Ruvalcaba and other officers involved discussed the Community Safety Partnership initiative at a Boys and Girls Club in the Ramona Gardens housing project, where they engage young people in sports and fun activities like the Summer Night Lights program to reshape the perception of police and restore trust.

Bringing LA lessons back home

Study tour participants acknowledged that there will be many challenges in trying to replicate the work that’s been done in L.A. to reduce violence over the past several decades in their own contexts.

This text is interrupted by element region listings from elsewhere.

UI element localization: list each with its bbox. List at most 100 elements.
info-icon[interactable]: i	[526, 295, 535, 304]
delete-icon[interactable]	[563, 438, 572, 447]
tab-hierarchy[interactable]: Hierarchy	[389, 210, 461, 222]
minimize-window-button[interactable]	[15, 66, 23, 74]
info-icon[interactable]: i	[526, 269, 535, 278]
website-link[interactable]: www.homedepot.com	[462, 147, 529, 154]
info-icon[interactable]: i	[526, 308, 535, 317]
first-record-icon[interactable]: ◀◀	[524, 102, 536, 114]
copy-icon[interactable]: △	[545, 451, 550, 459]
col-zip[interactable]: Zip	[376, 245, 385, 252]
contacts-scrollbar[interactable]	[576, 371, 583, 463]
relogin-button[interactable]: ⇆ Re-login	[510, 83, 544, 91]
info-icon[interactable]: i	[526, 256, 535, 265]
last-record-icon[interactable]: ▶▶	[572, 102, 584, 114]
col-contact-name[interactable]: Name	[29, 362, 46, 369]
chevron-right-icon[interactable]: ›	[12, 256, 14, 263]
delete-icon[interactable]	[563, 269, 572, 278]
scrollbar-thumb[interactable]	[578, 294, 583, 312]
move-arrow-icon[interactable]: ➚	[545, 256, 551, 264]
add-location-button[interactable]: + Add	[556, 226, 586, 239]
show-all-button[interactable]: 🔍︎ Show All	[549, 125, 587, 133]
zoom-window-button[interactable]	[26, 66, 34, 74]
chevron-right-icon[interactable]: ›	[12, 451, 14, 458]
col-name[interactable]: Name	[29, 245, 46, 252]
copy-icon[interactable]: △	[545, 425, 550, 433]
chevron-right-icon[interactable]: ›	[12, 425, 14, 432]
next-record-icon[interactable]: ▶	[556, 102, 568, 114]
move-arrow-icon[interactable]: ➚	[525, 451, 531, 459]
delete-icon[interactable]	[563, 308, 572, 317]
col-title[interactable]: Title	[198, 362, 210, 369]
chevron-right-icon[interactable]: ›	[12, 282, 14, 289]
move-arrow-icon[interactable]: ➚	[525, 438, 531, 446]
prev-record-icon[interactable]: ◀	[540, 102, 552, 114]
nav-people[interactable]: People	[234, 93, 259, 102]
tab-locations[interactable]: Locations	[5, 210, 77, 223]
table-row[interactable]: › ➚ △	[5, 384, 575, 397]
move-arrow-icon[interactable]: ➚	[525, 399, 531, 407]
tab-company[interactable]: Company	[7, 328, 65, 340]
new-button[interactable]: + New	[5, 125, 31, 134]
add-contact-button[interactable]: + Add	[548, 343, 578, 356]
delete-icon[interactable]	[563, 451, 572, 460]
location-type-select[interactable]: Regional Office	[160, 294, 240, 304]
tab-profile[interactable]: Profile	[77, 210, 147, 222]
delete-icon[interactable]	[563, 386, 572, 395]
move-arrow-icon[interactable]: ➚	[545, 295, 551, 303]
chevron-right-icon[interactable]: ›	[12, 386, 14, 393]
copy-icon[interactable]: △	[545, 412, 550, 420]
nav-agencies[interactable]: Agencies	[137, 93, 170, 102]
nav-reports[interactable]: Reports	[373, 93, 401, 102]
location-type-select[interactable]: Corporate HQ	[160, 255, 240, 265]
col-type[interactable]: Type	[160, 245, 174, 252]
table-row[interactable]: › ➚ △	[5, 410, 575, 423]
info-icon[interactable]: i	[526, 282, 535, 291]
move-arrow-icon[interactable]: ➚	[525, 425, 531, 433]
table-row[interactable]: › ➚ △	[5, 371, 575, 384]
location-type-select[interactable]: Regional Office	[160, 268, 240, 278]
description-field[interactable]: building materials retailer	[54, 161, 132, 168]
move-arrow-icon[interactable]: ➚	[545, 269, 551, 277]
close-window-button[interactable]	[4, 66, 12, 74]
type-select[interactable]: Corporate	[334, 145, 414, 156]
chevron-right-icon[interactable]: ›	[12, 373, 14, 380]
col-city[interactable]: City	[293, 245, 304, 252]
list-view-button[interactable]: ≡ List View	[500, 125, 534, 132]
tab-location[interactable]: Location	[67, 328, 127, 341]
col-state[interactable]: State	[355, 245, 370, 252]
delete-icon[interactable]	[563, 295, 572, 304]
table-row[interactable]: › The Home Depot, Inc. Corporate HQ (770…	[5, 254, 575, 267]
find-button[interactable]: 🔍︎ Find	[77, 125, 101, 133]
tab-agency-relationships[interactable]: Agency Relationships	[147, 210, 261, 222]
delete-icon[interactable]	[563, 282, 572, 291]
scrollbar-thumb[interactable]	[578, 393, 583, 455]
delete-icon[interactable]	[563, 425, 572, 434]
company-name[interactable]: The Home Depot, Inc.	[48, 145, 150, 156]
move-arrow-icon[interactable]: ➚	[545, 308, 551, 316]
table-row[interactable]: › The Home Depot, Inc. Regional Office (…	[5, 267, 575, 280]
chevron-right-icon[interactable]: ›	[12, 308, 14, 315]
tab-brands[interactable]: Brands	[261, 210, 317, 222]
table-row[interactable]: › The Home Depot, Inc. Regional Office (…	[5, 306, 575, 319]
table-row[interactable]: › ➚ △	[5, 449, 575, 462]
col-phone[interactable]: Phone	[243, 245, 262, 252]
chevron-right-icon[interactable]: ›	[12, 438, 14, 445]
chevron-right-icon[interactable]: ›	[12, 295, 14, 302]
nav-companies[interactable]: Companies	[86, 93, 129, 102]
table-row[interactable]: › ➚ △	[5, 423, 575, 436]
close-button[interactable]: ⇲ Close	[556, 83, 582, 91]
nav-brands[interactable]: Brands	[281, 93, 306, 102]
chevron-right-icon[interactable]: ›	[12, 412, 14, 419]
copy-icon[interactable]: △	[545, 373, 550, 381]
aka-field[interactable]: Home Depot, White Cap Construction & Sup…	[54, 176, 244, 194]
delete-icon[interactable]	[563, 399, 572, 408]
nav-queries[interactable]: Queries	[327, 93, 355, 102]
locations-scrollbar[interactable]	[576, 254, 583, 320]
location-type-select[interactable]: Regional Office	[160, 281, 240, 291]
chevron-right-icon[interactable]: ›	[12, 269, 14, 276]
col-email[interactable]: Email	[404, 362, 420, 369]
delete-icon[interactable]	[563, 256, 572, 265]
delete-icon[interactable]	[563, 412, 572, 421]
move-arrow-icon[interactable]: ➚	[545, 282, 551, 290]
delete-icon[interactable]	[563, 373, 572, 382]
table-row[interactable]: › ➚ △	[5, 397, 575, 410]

However, building cross-country connections, sharing ideas and experiences and seeing an organization like Homeboy Industries thriving gives a new perspective on what is possible.

Jaime Zablah, inspired by what he saw at Homeboy on a previous visit, established the Factoría Ciudadana (Citizen Factory) in El Salvador to provide reentry support with assistance from the Crime and Violence Prevention Project.

The project is also partnering with Salvadoran NGOs to adapt and apply the street- and hospital-based violence intervention work being done in Los Angeles to El Salvador. While small, these initiatives are evidence that lessons learned in the U.S. can help propel the field of violence prevention in other countries, and vice versa.

“I hope that participants will be inspired by what they see in L.A. and that they will take program ideas back to their countries with renewed vigor to invest in violence prevention efforts,” said Roig of Creative. “More importantly, we hope participants come away with the awareness that no one program will solve the problem; we have to bring together prevention, intervention, exit strategies for formers, and law enforcement in a coordinated fashion.”